Advertisement

Brooksville chooses its legacy

 
Published Dec. 26, 1999|Updated Sept. 30, 2005

Hernando residents were not grateful to U.S. Sen. Thomas Hart Benton, the primary sponsor of the Armed Occupation Act of 1842, for long.

In 1856, judging Benton's stand on slavery to be too moderate, they changed the county's name from Benton County back to Hernando. The same year, residents of the central Hernando settlement of Pierceville changed their town's name to Brooksville as a show of support for U.S. Rep. Preston Brooks of South Carolina, one of the most hardline supporters of slavery. At the time, Brooks was at the height of his reputation, having been recently censured by the U.S. House for his attack on Sen. Charles Sumner, an abolitionist from Massachusetts.

According to Richard Stanaback's A History of Hernando County, "while Sumner was seated at his desk on the Senate floor, busily signing papers, Brooks approached him and without warning began to play a (wooden cane) upon the head and shoulders of the startled Sumner. So heavy were the blows that the cane splintered in several pieces. But Brooks continued to flail away at his victim." Sumners, Stanaback wrote, was so severely injured that he was unable to return to the Senate for three years.

Certainly there have been more racist acts than choosing to name Brooksville after Brooks. But, to some, the move seemed especially significant because of its role in establishing Brooksville's civic identity.

"It set the tone," said Imani Asukile, the minority recruiter for Pasco-Hernando Community College, who grew up in Brooksville.

Vigilantes ruled the county for several years in the 1870s, with whites killing several black residents and, according to Tampa's Sunland Tribune, burning the courthouse in 1877 to prevent prominent residents from coming to trial.

"The carnival of crime still reigns supreme in that county," said one Tribune story about the killing of two black residents in 1879.

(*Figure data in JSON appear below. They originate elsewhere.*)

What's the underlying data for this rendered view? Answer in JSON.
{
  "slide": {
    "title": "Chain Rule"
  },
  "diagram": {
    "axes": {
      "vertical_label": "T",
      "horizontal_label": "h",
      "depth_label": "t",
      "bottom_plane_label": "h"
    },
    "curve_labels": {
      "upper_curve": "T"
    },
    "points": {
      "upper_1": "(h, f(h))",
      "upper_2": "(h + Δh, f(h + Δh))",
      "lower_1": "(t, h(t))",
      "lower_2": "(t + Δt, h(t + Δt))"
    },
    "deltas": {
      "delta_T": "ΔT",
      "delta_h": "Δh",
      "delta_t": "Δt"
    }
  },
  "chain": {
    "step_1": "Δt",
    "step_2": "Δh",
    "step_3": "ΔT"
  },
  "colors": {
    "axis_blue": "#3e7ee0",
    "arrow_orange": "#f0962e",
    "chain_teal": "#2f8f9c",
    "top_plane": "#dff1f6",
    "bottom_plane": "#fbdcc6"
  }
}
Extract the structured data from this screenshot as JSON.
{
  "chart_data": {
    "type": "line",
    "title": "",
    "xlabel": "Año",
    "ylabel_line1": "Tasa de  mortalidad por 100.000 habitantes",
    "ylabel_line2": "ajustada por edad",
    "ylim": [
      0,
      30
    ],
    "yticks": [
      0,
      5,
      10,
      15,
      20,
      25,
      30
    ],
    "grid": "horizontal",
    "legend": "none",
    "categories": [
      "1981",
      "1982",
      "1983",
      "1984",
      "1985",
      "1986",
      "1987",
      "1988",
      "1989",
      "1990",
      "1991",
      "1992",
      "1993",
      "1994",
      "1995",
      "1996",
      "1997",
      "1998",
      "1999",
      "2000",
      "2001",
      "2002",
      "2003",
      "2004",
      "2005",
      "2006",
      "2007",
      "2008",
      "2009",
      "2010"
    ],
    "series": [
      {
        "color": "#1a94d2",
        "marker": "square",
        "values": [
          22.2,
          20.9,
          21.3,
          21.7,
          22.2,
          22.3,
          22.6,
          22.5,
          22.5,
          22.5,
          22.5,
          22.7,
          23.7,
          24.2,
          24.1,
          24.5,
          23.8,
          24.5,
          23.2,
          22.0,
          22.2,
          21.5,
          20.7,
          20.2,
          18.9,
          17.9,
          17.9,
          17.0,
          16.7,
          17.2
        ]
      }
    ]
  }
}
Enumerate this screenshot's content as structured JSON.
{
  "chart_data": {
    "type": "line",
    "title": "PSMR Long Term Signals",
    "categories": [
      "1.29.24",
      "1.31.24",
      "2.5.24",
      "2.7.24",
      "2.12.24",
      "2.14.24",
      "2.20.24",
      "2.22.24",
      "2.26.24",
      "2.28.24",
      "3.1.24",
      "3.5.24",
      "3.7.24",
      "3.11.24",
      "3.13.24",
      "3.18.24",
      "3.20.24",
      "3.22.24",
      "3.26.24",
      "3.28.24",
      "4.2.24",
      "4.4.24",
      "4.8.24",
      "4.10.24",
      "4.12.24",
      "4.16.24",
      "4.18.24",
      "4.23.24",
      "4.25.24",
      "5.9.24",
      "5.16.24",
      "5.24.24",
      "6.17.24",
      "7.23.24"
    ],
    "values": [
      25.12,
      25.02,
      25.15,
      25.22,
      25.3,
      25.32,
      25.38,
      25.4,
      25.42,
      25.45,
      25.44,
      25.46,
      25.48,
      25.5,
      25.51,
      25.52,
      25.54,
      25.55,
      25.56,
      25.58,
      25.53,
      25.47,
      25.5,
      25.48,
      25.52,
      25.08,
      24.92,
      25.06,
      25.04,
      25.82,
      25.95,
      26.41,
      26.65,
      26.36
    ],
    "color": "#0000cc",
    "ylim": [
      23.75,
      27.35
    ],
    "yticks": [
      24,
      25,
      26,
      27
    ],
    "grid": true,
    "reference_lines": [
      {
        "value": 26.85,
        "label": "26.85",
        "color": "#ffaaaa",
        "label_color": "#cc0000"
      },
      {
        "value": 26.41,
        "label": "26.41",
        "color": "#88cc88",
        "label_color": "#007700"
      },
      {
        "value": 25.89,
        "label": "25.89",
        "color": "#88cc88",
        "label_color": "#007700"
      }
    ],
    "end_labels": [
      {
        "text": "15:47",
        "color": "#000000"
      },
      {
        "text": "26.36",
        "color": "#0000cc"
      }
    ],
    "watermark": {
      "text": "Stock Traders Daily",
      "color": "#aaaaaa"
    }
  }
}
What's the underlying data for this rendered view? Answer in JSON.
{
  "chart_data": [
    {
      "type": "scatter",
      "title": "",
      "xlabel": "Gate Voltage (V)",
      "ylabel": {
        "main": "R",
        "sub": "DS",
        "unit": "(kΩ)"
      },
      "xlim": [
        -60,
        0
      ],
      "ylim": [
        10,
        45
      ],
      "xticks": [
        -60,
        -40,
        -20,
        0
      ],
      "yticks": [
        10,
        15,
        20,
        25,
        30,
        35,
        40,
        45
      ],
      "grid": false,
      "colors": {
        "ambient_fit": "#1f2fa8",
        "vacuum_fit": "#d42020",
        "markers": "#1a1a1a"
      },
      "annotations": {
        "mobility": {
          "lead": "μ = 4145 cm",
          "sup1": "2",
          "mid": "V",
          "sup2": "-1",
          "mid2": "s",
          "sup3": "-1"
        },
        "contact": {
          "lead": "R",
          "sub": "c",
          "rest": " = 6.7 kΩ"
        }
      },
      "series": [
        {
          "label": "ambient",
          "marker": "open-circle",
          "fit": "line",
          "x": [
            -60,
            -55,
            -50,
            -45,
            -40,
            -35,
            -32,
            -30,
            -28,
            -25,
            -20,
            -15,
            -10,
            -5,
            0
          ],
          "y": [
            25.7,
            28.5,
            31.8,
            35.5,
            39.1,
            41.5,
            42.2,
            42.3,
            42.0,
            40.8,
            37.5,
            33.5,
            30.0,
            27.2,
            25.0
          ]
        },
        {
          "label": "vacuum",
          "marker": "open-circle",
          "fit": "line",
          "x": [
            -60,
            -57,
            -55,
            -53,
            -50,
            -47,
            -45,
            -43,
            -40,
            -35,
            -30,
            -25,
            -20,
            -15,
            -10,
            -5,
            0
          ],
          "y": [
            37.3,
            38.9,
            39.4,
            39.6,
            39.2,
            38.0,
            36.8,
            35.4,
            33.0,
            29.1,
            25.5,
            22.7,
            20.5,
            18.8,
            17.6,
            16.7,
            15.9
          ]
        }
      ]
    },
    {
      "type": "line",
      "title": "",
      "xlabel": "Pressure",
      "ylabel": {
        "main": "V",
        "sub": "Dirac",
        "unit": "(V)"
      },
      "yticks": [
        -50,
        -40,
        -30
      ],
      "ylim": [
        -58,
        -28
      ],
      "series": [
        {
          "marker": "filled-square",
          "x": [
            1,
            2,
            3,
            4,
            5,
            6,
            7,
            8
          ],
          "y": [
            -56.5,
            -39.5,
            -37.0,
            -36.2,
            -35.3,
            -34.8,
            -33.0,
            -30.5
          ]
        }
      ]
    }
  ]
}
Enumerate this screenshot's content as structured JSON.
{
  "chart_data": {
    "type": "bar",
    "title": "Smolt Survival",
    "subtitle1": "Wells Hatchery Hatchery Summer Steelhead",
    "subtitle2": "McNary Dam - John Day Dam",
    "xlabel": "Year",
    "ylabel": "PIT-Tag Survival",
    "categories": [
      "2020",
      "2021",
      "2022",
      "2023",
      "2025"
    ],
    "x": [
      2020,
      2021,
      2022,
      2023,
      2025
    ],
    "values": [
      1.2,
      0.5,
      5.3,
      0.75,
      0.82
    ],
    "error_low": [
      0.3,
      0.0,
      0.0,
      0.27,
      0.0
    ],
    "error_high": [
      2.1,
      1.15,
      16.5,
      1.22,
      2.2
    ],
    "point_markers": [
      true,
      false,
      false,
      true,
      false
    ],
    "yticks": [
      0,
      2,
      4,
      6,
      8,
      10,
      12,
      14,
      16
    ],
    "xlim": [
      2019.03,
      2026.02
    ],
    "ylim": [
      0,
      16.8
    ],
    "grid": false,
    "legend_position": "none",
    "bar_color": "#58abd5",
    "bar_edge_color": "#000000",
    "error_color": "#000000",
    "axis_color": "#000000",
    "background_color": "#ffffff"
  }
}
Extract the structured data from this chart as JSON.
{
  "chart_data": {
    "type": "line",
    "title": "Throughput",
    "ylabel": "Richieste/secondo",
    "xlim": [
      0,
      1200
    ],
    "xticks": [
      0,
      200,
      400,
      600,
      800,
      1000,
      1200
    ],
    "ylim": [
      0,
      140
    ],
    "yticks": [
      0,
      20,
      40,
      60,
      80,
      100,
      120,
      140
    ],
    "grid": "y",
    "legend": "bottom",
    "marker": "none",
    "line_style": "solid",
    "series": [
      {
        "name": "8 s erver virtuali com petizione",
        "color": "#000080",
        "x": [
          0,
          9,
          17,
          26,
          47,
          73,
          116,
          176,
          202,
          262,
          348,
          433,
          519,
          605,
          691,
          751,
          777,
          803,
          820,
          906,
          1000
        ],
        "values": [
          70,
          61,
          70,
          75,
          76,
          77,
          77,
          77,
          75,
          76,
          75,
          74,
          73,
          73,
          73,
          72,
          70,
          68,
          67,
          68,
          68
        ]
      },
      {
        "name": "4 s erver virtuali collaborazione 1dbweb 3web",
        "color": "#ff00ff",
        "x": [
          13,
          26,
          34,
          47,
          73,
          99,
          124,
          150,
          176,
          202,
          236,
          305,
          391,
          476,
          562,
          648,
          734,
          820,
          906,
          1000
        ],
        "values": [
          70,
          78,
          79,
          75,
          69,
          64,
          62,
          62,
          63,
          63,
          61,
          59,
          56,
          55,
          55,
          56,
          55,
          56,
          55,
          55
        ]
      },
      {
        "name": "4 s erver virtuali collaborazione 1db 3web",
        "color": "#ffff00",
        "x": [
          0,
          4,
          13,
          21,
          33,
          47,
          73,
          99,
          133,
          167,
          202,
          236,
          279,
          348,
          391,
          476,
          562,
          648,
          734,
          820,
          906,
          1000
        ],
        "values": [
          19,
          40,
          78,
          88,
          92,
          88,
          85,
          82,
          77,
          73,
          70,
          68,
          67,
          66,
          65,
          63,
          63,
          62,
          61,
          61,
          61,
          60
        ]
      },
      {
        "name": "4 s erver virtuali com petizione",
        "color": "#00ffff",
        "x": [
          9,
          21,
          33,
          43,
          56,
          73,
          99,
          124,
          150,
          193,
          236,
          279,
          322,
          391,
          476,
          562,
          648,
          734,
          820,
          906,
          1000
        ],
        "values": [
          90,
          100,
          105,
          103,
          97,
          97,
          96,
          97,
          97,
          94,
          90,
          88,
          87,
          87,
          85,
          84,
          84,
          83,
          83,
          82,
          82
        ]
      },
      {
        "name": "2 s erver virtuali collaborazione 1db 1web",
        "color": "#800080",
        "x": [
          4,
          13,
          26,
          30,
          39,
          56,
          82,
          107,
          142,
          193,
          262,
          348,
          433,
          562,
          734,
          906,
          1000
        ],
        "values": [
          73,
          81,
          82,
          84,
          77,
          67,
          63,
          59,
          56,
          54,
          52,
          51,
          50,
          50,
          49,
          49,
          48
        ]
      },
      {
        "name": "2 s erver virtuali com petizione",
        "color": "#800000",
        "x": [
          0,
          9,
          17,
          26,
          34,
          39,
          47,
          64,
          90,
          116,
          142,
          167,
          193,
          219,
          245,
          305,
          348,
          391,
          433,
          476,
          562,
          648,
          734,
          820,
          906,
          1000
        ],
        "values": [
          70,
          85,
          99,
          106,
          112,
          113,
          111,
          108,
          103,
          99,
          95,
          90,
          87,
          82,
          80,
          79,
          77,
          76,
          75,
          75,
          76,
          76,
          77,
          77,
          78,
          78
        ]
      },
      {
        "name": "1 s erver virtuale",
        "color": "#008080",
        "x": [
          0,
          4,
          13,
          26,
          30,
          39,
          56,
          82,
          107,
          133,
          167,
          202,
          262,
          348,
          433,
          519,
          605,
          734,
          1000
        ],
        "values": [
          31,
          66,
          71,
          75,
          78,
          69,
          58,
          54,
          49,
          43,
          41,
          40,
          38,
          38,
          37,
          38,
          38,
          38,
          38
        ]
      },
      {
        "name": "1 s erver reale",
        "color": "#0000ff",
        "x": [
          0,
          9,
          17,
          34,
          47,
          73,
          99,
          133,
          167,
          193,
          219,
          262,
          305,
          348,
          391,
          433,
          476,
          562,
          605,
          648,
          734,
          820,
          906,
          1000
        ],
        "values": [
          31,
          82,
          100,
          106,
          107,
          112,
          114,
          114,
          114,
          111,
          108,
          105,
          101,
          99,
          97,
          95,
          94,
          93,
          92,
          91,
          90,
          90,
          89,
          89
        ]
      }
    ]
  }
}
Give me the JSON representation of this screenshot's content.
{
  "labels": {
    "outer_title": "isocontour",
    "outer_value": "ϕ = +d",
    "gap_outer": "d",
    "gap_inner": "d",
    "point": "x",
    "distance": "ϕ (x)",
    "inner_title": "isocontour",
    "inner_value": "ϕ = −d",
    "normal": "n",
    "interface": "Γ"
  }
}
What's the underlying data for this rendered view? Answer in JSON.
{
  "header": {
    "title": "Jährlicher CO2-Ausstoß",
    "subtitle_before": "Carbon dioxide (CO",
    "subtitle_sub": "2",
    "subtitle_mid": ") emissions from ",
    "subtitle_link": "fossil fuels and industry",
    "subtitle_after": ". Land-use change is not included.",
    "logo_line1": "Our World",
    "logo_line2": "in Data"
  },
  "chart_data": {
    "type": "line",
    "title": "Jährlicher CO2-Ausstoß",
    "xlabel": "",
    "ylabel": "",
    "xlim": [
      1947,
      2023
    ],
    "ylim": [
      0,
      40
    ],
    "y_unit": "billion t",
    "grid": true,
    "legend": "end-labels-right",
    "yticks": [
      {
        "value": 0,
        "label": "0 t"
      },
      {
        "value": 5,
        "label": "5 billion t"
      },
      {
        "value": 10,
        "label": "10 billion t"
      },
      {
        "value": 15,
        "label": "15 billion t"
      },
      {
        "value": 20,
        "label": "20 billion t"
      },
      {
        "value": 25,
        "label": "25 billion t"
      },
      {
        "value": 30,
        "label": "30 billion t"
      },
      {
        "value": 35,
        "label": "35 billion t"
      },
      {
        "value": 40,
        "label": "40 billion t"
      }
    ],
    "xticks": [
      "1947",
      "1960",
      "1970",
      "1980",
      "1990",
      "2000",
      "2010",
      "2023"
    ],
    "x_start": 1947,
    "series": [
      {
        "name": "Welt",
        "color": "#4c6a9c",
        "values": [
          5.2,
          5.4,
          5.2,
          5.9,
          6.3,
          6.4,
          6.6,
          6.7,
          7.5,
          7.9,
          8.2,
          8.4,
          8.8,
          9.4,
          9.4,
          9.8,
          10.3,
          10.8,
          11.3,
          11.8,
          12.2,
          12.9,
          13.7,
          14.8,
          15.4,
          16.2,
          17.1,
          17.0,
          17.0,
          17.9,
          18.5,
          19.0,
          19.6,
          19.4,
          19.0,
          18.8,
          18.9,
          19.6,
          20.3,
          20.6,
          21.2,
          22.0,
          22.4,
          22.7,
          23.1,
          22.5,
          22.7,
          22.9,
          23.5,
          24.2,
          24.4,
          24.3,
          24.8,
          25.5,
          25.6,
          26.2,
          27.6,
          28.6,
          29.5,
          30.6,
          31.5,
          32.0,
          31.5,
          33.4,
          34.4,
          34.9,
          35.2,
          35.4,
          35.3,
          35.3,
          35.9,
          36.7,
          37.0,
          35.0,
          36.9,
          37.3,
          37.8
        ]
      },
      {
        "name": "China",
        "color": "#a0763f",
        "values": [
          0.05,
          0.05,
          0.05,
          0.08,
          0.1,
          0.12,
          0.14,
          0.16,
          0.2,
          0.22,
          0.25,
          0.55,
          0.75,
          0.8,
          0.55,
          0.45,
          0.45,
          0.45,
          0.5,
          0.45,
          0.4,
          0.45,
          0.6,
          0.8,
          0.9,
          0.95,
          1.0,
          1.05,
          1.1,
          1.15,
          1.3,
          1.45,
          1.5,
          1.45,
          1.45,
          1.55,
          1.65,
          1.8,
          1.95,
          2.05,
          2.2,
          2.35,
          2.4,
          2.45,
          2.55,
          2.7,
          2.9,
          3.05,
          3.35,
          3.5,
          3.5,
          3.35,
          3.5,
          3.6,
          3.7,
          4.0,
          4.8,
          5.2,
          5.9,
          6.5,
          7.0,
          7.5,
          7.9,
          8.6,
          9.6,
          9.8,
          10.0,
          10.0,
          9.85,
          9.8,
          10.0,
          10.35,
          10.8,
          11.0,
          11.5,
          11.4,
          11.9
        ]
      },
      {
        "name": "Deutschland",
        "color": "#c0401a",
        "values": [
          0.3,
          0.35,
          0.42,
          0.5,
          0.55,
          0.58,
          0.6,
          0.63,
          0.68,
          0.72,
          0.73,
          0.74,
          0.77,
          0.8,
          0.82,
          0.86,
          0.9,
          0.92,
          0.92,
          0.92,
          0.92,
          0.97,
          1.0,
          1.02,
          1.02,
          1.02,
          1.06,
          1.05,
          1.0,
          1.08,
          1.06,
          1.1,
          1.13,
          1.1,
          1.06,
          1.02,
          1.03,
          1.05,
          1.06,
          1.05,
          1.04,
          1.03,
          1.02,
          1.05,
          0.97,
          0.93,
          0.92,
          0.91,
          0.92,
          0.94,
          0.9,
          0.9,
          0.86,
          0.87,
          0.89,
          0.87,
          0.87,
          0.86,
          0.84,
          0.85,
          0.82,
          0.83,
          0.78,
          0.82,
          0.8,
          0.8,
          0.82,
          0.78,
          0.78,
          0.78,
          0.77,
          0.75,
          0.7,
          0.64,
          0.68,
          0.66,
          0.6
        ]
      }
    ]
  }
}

In the 1920s, white mobs lynched or beat several black residents, most famously a man from what was then the settlement of Croom. After being charged with rape he was transported to Hillsborough County for his protection. He was released to a mob from Hernando who presented the jailer with phony documents, and was later hung near what is now the intersection of Croom and Croom Rital roads. "I can show you the tree where he was lynched," said former County Commissioner Roy Snow. In 1948, the city passed a zoning law forbidding blacks from living in parts of Brooksville, which historians say was an extraordinary action and in direct violation of a U.S. Supreme Court ruling.

Ultimately, Hernando County didn't elect a black official from the time of Reconstruction until Luther Cason was voted onto the Brooksville City Council in 1990.

The town's racial divide can be overstated, said Bob Martinez, who produces the monthly publication, Old Brooksville in Photos & Stories, and who moved to Brooksville in 1957; like many other white residents, he said the attitudes towards race in Brookville were no different than in any other part of the South. He has uncovered photographs of whites and blacks working side-by-side at Brooksville businesses in the 1930s. When Martinez was a high school student in the 1960s, his rock 'n roll band played at a night club in south Brooksville called the Blue Flame.

"Not all Southern white men were jerks," he said. "Some of them had compassion."